At a Starbucks. Banging away for 12 hours at computer code.
No, I wasn’t trying to hack into some high-security government site, and it’s not for work.
It’s for a one-month Coursera course on R Programming, part of a larger Data Science specialisation that I’m taking. This particular piece of code was for a homework question that was probably only worth about 10 points.
So why did I spend 12 hours of my annual leave on a stupid homework question?
First, because it’s fun. Really. It’s an INCREDIBLE feeling to press “Enter” and have the computer do what you tell it to do:
Second, because I think data science is a super valuable skill to learn for the future. Allow me to explain.
Why Big Data Will Rule The World
I watched an episode of Silicon Valley recently. (If you haven’t seen it, go watch it – it’s geekily hilarious). In that episode, Gavin Belson, CEO of the fictional Hooli (an obvious parody of real-life Google) said,
“Data creation is exploding. With all the selfies and useless files people refuse to delete on the cloud, 92% of the world’s data was created in the last two years alone.“
But it’s not just limited to dumb selfies. Everything we do generates data: The purchases we make, the sites we visit, the Facebook pages we like, the apps we download, the places we go, the machines we use, everything.
Let’s say you search for last-minute flights to Hong Kong on Expedia, and close the tab without buying anything. Tomorrow, when you go to the Straits Times homepage, you might see a banner advertising cheap flights to Hong Kong. That’s called re-targeting.
Whenever you like a Facebook page, there are computer models that predict how intelligent you are – even if that page is dedicated to seemingly innocuous topics such as “curly fries”. That sounds like good, harmless fun – until you realise that there are companies who actually use this data to decide whether they should hire you or not.

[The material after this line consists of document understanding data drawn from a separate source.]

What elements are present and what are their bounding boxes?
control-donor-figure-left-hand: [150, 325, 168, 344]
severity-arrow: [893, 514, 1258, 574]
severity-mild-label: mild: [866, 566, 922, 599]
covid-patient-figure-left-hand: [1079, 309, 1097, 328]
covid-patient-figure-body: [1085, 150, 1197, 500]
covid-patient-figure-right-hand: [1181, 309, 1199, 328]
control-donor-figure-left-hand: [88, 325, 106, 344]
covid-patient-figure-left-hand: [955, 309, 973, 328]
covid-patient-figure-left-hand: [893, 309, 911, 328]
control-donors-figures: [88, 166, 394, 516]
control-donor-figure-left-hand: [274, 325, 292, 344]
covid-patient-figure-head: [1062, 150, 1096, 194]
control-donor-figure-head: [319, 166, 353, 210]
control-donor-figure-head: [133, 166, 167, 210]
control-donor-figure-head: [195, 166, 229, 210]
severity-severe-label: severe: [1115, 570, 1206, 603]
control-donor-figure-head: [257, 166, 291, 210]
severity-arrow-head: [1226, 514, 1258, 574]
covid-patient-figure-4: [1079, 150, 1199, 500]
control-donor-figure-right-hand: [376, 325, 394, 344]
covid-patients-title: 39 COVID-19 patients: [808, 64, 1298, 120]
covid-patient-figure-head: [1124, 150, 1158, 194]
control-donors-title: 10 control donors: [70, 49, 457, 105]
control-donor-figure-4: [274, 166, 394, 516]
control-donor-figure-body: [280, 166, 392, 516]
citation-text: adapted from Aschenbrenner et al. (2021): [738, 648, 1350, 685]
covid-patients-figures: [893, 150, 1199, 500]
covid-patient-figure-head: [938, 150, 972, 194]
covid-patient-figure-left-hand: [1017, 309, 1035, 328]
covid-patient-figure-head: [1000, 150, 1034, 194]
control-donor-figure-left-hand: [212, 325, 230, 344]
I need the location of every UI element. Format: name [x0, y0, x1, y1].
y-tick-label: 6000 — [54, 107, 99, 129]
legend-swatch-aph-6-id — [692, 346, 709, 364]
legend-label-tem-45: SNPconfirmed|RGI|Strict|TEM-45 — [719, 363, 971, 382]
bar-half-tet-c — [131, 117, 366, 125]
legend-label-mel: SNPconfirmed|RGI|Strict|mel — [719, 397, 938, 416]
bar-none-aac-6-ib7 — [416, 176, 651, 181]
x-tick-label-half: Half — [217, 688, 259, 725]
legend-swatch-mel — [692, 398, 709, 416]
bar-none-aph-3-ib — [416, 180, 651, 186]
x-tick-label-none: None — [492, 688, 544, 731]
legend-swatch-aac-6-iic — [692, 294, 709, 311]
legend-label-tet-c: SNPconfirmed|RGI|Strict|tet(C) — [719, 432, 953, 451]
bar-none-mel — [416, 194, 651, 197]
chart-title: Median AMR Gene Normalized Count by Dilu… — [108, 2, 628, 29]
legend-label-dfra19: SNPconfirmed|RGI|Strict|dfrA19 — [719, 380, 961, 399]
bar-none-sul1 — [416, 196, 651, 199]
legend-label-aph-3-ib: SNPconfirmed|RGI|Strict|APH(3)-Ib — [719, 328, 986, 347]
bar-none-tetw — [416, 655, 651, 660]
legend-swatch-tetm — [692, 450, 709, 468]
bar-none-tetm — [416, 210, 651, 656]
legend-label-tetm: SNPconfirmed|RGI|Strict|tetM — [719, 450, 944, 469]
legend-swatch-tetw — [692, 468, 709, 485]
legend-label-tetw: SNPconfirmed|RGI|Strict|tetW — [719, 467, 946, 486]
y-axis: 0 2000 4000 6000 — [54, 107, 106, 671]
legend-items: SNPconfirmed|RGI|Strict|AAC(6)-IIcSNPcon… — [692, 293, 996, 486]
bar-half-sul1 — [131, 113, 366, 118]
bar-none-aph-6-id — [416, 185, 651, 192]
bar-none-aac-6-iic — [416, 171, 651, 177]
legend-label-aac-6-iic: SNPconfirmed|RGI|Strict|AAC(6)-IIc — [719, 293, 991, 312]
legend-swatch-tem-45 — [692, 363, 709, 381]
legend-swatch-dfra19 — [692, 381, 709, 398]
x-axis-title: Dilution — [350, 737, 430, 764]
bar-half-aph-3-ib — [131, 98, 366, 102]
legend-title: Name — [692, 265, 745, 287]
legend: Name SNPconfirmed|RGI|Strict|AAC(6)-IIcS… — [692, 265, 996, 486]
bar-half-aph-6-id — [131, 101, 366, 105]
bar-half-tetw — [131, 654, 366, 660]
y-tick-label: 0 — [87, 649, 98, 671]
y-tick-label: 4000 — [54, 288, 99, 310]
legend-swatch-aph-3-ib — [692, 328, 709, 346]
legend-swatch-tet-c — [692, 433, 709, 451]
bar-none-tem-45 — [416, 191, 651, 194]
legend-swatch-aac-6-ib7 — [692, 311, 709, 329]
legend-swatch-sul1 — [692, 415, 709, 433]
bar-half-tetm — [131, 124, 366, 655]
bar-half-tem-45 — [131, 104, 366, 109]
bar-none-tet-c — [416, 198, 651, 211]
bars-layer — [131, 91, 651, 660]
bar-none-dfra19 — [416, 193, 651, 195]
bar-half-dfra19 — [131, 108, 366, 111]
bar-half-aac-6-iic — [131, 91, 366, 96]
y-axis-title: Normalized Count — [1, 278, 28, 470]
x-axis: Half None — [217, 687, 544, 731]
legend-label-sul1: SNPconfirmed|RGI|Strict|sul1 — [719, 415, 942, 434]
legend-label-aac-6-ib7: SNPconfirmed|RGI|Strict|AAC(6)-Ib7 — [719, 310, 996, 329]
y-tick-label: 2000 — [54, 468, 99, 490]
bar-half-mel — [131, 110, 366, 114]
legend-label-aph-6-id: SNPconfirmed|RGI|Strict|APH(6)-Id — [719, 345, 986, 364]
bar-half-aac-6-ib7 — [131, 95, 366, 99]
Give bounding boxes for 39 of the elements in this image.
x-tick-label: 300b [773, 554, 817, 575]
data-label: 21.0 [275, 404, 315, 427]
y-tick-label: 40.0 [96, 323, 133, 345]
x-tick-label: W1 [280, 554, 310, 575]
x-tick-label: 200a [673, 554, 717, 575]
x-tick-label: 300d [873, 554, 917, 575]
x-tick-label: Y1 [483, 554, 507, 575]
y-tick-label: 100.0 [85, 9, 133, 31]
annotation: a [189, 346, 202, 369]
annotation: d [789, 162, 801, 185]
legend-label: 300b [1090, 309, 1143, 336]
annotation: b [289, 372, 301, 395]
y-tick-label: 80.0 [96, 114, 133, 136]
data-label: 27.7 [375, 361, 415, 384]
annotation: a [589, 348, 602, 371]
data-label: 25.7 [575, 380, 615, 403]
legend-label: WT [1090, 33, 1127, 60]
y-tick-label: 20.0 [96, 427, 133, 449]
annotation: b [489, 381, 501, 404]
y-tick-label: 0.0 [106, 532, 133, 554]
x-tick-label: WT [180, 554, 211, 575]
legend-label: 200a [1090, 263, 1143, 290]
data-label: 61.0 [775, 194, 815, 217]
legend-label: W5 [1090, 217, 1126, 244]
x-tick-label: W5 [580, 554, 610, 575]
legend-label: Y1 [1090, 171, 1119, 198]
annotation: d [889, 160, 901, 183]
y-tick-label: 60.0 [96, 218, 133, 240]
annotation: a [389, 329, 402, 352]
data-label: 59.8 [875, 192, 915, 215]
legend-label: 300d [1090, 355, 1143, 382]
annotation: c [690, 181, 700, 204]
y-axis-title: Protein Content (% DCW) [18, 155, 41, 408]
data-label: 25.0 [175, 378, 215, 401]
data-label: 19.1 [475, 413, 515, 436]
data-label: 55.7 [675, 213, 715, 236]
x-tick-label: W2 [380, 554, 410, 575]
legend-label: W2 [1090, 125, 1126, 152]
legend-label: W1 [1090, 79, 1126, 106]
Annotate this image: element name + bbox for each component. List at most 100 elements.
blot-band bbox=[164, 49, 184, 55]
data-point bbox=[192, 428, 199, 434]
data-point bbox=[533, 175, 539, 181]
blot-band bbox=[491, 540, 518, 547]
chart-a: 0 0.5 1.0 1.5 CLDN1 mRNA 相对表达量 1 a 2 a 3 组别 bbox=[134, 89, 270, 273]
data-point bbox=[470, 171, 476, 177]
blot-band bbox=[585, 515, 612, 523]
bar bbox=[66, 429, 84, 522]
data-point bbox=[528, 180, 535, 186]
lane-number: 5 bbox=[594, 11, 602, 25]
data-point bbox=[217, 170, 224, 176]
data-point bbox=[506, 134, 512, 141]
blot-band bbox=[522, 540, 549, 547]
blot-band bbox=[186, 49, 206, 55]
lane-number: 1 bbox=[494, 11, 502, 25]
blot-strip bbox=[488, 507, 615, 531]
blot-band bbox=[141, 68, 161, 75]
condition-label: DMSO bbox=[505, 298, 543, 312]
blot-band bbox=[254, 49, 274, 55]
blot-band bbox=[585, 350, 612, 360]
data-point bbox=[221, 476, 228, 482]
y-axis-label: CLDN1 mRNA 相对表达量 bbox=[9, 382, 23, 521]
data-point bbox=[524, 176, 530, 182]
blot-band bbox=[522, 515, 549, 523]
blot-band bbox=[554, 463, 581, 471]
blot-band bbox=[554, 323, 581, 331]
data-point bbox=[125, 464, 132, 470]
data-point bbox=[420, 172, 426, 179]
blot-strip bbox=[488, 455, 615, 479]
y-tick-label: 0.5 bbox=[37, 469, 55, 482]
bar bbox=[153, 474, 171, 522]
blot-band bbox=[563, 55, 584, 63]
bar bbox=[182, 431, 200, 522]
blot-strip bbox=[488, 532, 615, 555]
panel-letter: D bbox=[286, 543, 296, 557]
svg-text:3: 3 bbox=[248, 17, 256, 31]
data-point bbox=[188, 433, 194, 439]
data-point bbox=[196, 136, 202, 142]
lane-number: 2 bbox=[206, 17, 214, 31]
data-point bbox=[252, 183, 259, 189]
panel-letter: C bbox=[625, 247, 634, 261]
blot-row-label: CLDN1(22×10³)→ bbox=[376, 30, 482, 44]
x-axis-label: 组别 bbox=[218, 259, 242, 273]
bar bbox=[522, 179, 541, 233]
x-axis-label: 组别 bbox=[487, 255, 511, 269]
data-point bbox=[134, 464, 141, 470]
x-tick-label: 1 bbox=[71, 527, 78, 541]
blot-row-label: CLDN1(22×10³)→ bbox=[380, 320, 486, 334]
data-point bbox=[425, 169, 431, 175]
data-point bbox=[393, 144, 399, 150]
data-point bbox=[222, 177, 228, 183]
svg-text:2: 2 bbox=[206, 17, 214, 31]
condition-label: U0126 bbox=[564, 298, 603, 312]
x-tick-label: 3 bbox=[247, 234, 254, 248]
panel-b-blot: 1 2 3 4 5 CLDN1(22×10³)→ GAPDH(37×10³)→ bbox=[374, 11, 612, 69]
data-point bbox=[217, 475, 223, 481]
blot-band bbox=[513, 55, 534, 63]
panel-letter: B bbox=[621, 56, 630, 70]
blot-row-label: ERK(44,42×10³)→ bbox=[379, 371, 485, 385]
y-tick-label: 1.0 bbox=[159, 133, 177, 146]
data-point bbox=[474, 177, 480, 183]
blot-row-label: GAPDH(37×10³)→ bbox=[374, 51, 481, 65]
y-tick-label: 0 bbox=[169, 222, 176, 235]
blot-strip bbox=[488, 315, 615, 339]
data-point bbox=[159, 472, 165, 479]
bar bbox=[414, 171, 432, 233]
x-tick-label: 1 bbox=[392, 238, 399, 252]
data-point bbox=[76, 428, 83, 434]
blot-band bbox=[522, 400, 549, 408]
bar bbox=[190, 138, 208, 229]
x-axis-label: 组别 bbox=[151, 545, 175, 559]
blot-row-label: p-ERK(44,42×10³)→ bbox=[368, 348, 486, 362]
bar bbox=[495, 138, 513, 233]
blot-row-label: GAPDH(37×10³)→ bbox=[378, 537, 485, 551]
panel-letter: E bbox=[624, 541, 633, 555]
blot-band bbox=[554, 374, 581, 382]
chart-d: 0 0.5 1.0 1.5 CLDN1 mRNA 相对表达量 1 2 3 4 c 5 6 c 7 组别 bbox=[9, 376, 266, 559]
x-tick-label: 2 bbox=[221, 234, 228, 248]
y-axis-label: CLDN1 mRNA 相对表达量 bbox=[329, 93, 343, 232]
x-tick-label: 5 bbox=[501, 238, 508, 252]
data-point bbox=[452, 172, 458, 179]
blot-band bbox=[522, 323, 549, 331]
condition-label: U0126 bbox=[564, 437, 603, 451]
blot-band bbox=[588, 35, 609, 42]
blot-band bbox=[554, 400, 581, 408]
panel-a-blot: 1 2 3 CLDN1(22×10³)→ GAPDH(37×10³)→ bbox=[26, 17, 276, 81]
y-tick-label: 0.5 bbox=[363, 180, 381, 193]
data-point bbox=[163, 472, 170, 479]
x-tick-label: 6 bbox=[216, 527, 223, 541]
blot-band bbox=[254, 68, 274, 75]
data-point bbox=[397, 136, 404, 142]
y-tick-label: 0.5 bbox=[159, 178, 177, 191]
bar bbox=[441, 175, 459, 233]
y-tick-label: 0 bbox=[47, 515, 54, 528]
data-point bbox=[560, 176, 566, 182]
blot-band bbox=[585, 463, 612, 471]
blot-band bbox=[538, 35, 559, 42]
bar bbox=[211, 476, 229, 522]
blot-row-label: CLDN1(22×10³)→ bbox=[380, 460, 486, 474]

Retailing giant Target famously figured out that a girl was pregnant before her father did. Based on her purchasing patterns, Target’s algorithms could predict which stage of pregnancy she was in – and sent her coupons for baby products.
So What Can We Do About It?
It’s cool to sit back and go, “Wow. This data thing is pretty cool. (And a little bit creepy).”
But think of the implications:
- As technology becomes cheaper, everyone will be scrambling to jump on the big data bandwagon
- Corporations (and the government) may soon know us better than we know ourselves – and make a lot of money in the process
- Skilled people will be needed to sort through the noise and make good, accurate predictions
Which brings me back to my programming assignment. It’s not enough to know Excel anymore – nowadays, people who deal with data use programming and new infrastructure to efficiently handle large datasets.
However, programmers are in short supply. Hardi Partovi, founder of non-profit Code.org, predicts that in the next decade, 1.4 million programming jobs will be needed, compared to just 400,000 graduates in the field. Demand will soon exceed supply.
Personally, I’m just a beginner. But everyone has to start somewhere, right?
Even if I never become an expert, some fundamental knowledge could still be useful in a career or in future projects. (Think about how a working knowledge of e-commerce was insanely valuable in the early 2000s, even for CEOs who weren’t directly involved in the programming).
Matching Your Skills To Trends
Maybe Big Data isn’t your thing. That’s cool.
The point of this post is to encourage you to ask yourself two questions:
- What big trends are coming our way?
- Do you have the skills to take advantage of them?
James Altucher wrote an excellent chapter on big trends in his new book. He hangs out with people like Peter Thiel and Mark Cuban so I’m pretty sure he knows way more than I do. A couple of other trends that he sees coming:
- Biotech / Healthcare (people are getting older but sicker)
- Robotics (robots already fight our wars – and will do even more for us in the future)
- Financial technology (think cashless payments, or the next version of bitcoin)
- The temp workforce / the sharing economy (think Uber and Airbnb)
Here’s my point: it might not be enough to learn general “business skills” anymore. Since it’s not hard to learn them (and many functions will soon be automated anyway), I’m guessing that the wages for generalists will soon be squeezed downwards. We’re already seeing that happening.
Instead, the people who will do well over the next decade are those who have the specialised skills to match the coming big trends.
But here’s the good news: It’s never been easier to learn a new skill. Sites like Coursera, Udemy, Code.org, and Khan Academy all make it possible for anyone to learn for free or at very, very low cost.
Big Trends are coming, whether we like it or not.
What can you do today to prepare for them?